Hi!
As part of https://phabricator.wikimedia.org/T123675 I re-imaged rdb1005.eqiad with Debian Jessie following this procedure: https://wikitech.wikimedia.org/wiki/User:Elukey/Ops/JobQueue
After updating the Job Runner puppet config I noticed a lot of mediawiki-errors from logstash, all of them triggered by a subset of jobrunners.
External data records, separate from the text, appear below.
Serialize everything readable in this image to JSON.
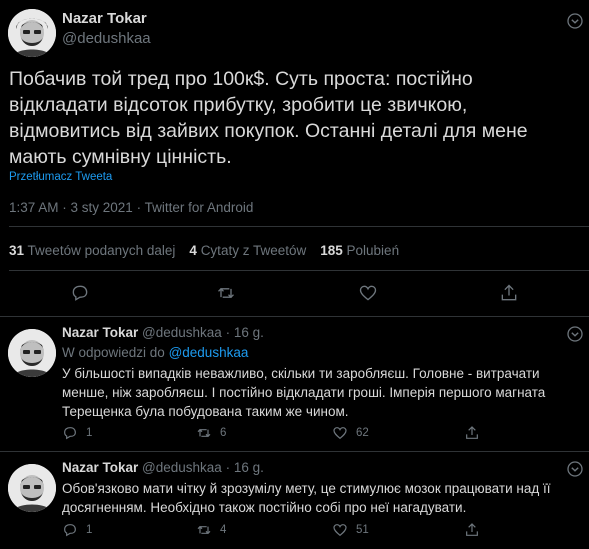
{
  "main_tweet": {
    "author_name": "Nazar Tokar",
    "handle": "@dedushkaa",
    "text": "Побачив той тред про 100к$. Суть проста: постійно відкладати відсоток прибутку, зробити це звичкою, відмовитись від зайвих покупок. Останні деталі для мене мають сумнівну цінність.",
    "translate_label": "Przetłumacz Tweeta",
    "timestamp": "1:37 AM · 3 sty 2021 · Twitter for Android",
    "retweets_count": "31",
    "retweets_label": "Tweetów podanych dalej",
    "quotes_count": "4",
    "quotes_label": "Cytaty z Tweetów",
    "likes_count": "185",
    "likes_label": "Polubień"
  },
  "replies": [
    {
      "author_name": "Nazar Tokar",
      "handle": "@dedushkaa",
      "time": "· 16 g.",
      "reply_prefix": "W odpowiedzi do",
      "reply_to": "@dedushkaa",
      "text": "У більшості випадків неважливо, скільки ти заробляєш. Головне - витрачати менше, ніж заробляєш. І постійно відкладати гроші. Імперія першого магната Терещенка була побудована таким же чином.",
      "reply_count": "1",
      "retweet_count": "6",
      "like_count": "62"
    },
    {
      "author_name": "Nazar Tokar",
      "handle": "@dedushkaa",
      "time": "· 16 g.",
      "text": "Обов'язково мати чітку й зрозумілу мету, це стимулює мозок працювати над її досягненням. Необхідно також постійно собі про неї нагадувати.",
      "reply_count": "1",
      "retweet_count": "4",
      "like_count": "51"
    }
  ],
  "colors": {
    "background": "#000000",
    "text": "#d9d9d9",
    "muted": "#6e767d",
    "link": "#1d9bf0",
    "divider": "#2f3336"
  },
  "icons": [
    "chevron-down-icon",
    "reply-icon",
    "retweet-icon",
    "like-icon",
    "share-icon",
    "avatar"
  ]
}
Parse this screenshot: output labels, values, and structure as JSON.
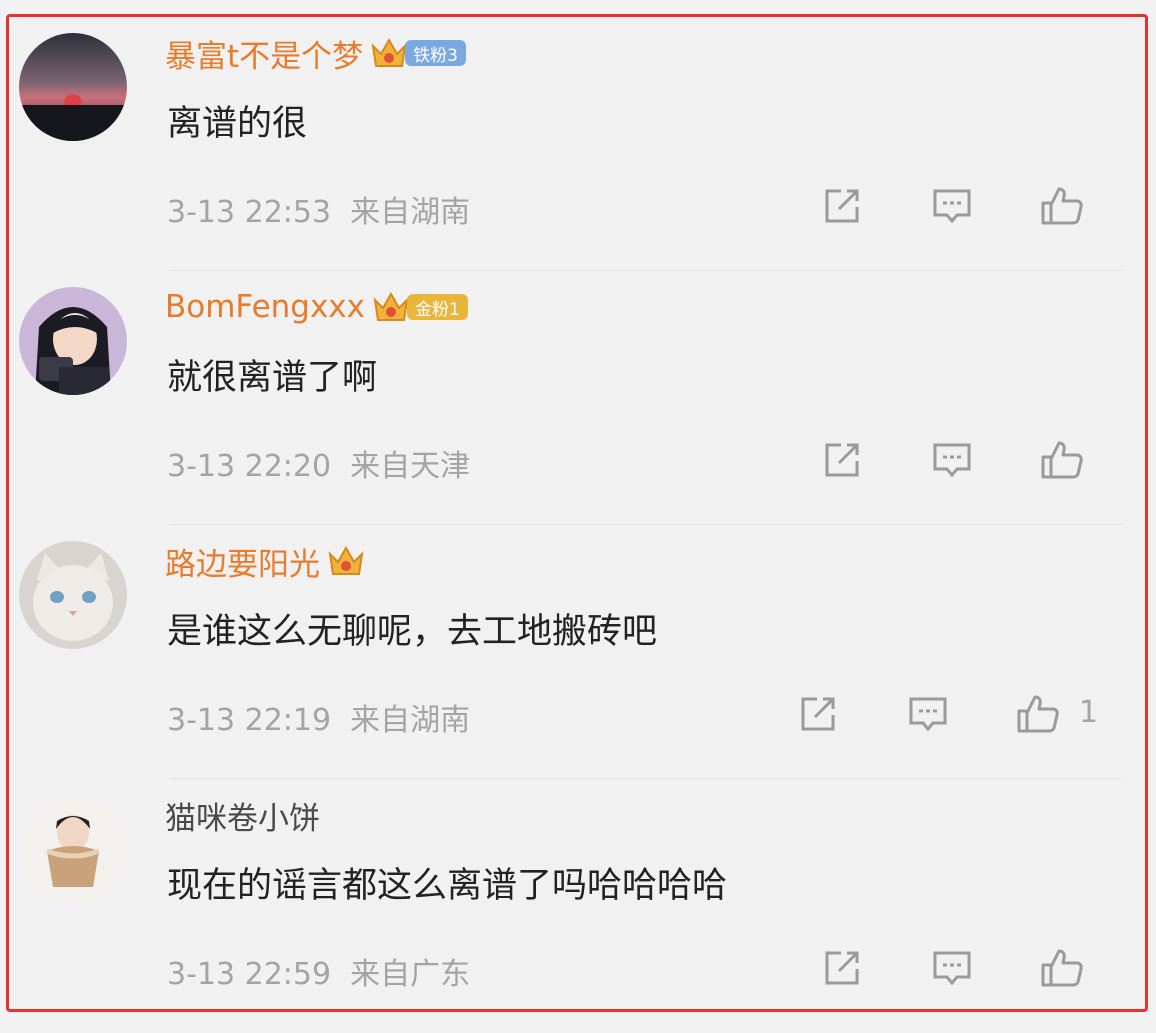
{
  "comments": [
    {
      "username": "暴富t不是个梦",
      "badge": "铁粉3",
      "badge_color": "#7aa9e0",
      "text": "离谱的很",
      "time": "3-13 22:53",
      "location": "来自湖南",
      "avatar": "sunset-avatar"
    },
    {
      "username": "BomFengxxx",
      "badge": "金粉1",
      "badge_color": "#e8b63a",
      "text": "就很离谱了啊",
      "time": "3-13 22:20",
      "location": "来自天津",
      "avatar": "anime-girl-avatar"
    },
    {
      "username": "路边要阳光",
      "text": "是谁这么无聊呢，去工地搬砖吧",
      "time": "3-13 22:19",
      "location": "来自湖南",
      "like_count": "1",
      "avatar": "cat-avatar"
    },
    {
      "username": "猫咪卷小饼",
      "text": "现在的谣言都这么离谱了吗哈哈哈哈",
      "time": "3-13 22:59",
      "location": "来自广东",
      "avatar": "girl-cupcake-avatar"
    }
  ],
  "icons": {
    "share": "share-icon",
    "reply": "comment-icon",
    "like": "thumbs-up-icon"
  },
  "colors": {
    "username": "#e87b2c",
    "frame": "#e8322e",
    "meta": "#a4a4a4"
  }
}
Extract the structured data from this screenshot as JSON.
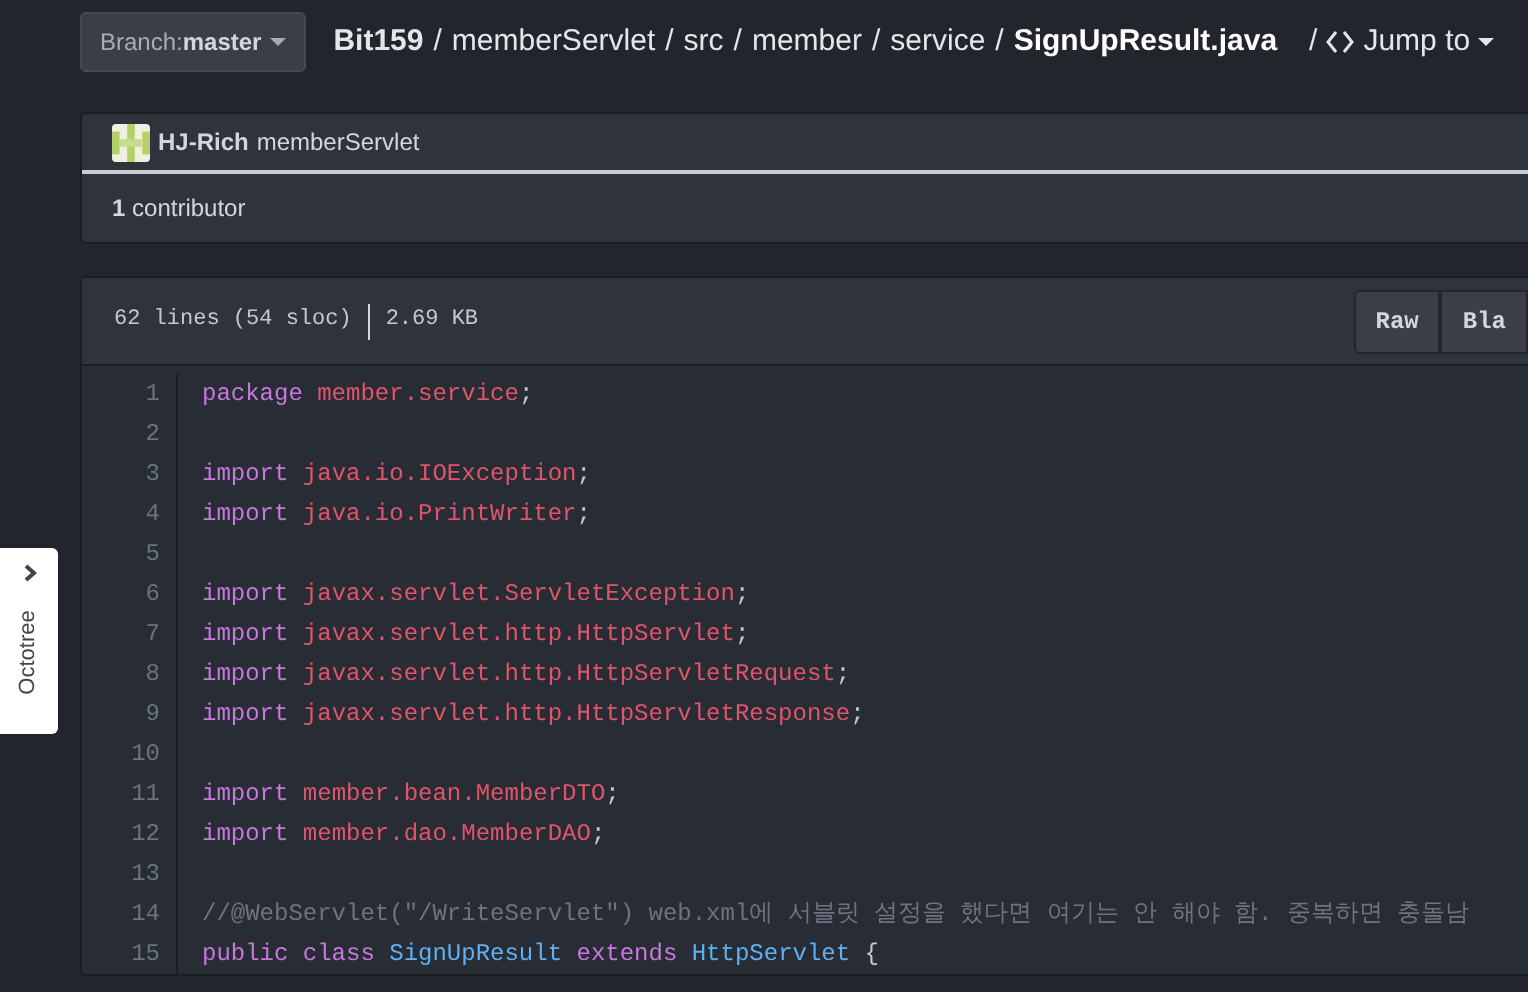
{
  "branch": {
    "label": "Branch:",
    "value": "master"
  },
  "breadcrumb": [
    {
      "kind": "root",
      "text": "Bit159"
    },
    {
      "kind": "separator",
      "text": "/"
    },
    {
      "kind": "link",
      "text": "memberServlet"
    },
    {
      "kind": "separator",
      "text": "/"
    },
    {
      "kind": "link",
      "text": "src"
    },
    {
      "kind": "separator",
      "text": "/"
    },
    {
      "kind": "link",
      "text": "member"
    },
    {
      "kind": "separator",
      "text": "/"
    },
    {
      "kind": "link",
      "text": "service"
    },
    {
      "kind": "separator",
      "text": "/"
    },
    {
      "kind": "current",
      "text": "SignUpResult.java"
    },
    {
      "kind": "separator",
      "text": "/"
    },
    {
      "kind": "jump",
      "text": "Jump to"
    }
  ],
  "commit": {
    "author": "HJ-Rich",
    "message": "memberServlet"
  },
  "contributors": {
    "count": "1",
    "label": "contributor"
  },
  "file_info": {
    "lines": "62 lines (54 sloc)",
    "size": "2.69 KB"
  },
  "file_buttons": [
    "Raw",
    "Bla"
  ],
  "code_lines": [
    {
      "number": "1",
      "tokens": [
        {
          "kind": "keyword",
          "text": "package "
        },
        {
          "kind": "name",
          "text": "member.service"
        },
        {
          "kind": "plain",
          "text": ";"
        }
      ]
    },
    {
      "number": "2"
    },
    {
      "number": "3",
      "tokens": [
        {
          "kind": "keyword",
          "text": "import "
        },
        {
          "kind": "name",
          "text": "java.io.IOException"
        },
        {
          "kind": "plain",
          "text": ";"
        }
      ]
    },
    {
      "number": "4",
      "tokens": [
        {
          "kind": "keyword",
          "text": "import "
        },
        {
          "kind": "name",
          "text": "java.io.PrintWriter"
        },
        {
          "kind": "plain",
          "text": ";"
        }
      ]
    },
    {
      "number": "5"
    },
    {
      "number": "6",
      "tokens": [
        {
          "kind": "keyword",
          "text": "import "
        },
        {
          "kind": "name",
          "text": "javax.servlet.ServletException"
        },
        {
          "kind": "plain",
          "text": ";"
        }
      ]
    },
    {
      "number": "7",
      "tokens": [
        {
          "kind": "keyword",
          "text": "import "
        },
        {
          "kind": "name",
          "text": "javax.servlet.http.HttpServlet"
        },
        {
          "kind": "plain",
          "text": ";"
        }
      ]
    },
    {
      "number": "8",
      "tokens": [
        {
          "kind": "keyword",
          "text": "import "
        },
        {
          "kind": "name",
          "text": "javax.servlet.http.HttpServletRequest"
        },
        {
          "kind": "plain",
          "text": ";"
        }
      ]
    },
    {
      "number": "9",
      "tokens": [
        {
          "kind": "keyword",
          "text": "import "
        },
        {
          "kind": "name",
          "text": "javax.servlet.http.HttpServletResponse"
        },
        {
          "kind": "plain",
          "text": ";"
        }
      ]
    },
    {
      "number": "10"
    },
    {
      "number": "11",
      "tokens": [
        {
          "kind": "keyword",
          "text": "import "
        },
        {
          "kind": "name",
          "text": "member.bean.MemberDTO"
        },
        {
          "kind": "plain",
          "text": ";"
        }
      ]
    },
    {
      "number": "12",
      "tokens": [
        {
          "kind": "keyword",
          "text": "import "
        },
        {
          "kind": "name",
          "text": "member.dao.MemberDAO"
        },
        {
          "kind": "plain",
          "text": ";"
        }
      ]
    },
    {
      "number": "13"
    },
    {
      "number": "14",
      "tokens": [
        {
          "kind": "comment",
          "text": "//@WebServlet(\"/WriteServlet\") web.xml에 서블릿 설정을 했다면 여기는 안 해야 함. 중복하면 충돌남"
        }
      ]
    },
    {
      "number": "15",
      "tokens": [
        {
          "kind": "keyword",
          "text": "public class "
        },
        {
          "kind": "type",
          "text": "SignUpResult "
        },
        {
          "kind": "keyword",
          "text": "extends "
        },
        {
          "kind": "type",
          "text": "HttpServlet "
        },
        {
          "kind": "plain",
          "text": "{"
        }
      ]
    }
  ],
  "octotree": {
    "label": "Octotree"
  }
}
The main errors seems to be:
Could not connect to server rdb100X.eqiad.wmnet:63XX
for various rdb hosts and ports (so not only rdb1005). Syslog on the affected jobrunners shows tons of these:
Mar 18 12:48:17 mw1166 kernel: [ 4173.267651] nf_conntrack: table full, dropping packet
After a chat with Moritz we realized that the number of connections on some jobrunners are REALLY high and close to the limits:
elukey@neodymium:~$ sudo -i salt -C 'G@cluster:jobrunner and G@site:eqiad' cmd.run 'netstat -tunap | wc -l' mw1004.eqiad.wmnet: 65819 mw1011.eqiad.wmnet: 58098 mw1009.eqiad.wmnet: 65905 [...] mw1169.eqiad.wmnet: 212755 mw1167.eqiad.wmnet: 202466 mw1164.eqiad.wmnet: 213466 mw1163.eqiad.wmnet: 189114
More specifically, it seems that only mw116* hosts are affected.